Antes, este procedimento era inverso e respeitava a lei de licitações
federal 8.666/93.
Com a nova lei, as três empresas que oferecerem o menor preço
serão classificadas e o restante sairá da concorrência.
Se a primeira empresa estiver habilitada vencerá a licitação,
se não estiver, a segunda vencerá, ou a terceira,
caso a segunda tenha problemas.
Críticas à lei
As novas regras não agradaram ao Sindicato da Indústria
da Construção Civil do Estado de São Paulo
(Sinduscon-SP). “Essa lei veio para modificar uma lei federal
e nós não concordamos com isso”, afirmou o vice-presidente
da entidade, Luiz Antônio Messias.
Segundo ele, não dá para pegar um ponto isolado da
legislação e modificar. Tem vários outros aspectos
da Lei de Licitações 8.666/93 que podem ser discutidos.

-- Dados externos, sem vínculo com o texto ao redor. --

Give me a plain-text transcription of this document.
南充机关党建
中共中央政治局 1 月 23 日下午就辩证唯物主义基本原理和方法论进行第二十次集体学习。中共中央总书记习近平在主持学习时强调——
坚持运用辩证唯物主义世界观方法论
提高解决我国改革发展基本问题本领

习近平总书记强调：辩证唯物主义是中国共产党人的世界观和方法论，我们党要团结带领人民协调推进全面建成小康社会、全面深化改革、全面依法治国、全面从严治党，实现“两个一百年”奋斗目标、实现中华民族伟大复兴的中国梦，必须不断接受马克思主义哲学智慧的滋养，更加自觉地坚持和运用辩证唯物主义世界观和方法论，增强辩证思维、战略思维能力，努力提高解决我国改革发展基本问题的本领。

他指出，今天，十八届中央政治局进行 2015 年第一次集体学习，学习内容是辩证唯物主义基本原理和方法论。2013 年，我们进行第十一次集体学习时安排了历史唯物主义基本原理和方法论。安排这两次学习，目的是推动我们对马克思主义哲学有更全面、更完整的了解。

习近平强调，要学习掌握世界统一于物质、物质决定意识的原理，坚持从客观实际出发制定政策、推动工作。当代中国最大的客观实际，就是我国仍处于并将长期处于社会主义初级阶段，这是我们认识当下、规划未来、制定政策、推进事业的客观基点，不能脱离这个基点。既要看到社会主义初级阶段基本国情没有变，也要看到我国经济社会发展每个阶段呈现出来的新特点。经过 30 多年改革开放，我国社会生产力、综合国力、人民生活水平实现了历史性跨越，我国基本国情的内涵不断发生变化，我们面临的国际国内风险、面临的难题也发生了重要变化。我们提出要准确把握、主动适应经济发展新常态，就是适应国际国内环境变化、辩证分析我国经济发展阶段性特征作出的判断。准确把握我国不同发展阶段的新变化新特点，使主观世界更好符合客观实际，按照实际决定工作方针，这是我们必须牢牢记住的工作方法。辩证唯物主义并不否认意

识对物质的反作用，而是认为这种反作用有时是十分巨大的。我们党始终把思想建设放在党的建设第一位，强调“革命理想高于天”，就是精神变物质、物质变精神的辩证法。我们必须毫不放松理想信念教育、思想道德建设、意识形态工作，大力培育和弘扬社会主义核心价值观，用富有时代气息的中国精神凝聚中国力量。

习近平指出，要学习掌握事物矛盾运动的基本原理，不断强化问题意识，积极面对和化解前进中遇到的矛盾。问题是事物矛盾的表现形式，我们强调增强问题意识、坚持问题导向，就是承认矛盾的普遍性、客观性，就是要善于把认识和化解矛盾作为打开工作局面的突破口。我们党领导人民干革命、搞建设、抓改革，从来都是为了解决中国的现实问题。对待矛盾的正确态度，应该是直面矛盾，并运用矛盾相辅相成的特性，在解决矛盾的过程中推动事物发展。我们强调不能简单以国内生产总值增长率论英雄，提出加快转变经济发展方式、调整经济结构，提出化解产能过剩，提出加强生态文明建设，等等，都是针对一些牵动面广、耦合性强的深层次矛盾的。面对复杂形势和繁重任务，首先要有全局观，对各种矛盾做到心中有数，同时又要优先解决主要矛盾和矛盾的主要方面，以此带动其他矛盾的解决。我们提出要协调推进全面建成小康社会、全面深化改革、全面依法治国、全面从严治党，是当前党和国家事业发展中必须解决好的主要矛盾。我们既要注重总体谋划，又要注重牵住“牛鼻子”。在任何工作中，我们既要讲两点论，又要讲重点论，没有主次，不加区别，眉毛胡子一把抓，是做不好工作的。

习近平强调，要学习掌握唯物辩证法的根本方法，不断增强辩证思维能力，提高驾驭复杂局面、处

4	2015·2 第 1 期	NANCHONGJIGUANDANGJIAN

“Esta lei já existe há 10 anos. Temos de avaliar
o que pode ser modificado e não cada município criar
lei para aquilo que não lhe agrada”, afirmou.
O Sinduscon-SP e outras entidades do setor tomarão iniciativa
para contestar a nova lei. Apesar de a prefeitura alegar que com
as mudanças o processo das concorrências será
abreviado, o Sinduscon acredita que irá demorar mais. “Se
uma empresa vencer em primeiro lugar na avaliação
das propostas financeiras, mas for barrada na análise das
habilitações, entrará com uma ação
na justiça para brecar esta licitação até
estar apta a assinar o contrato”, disse.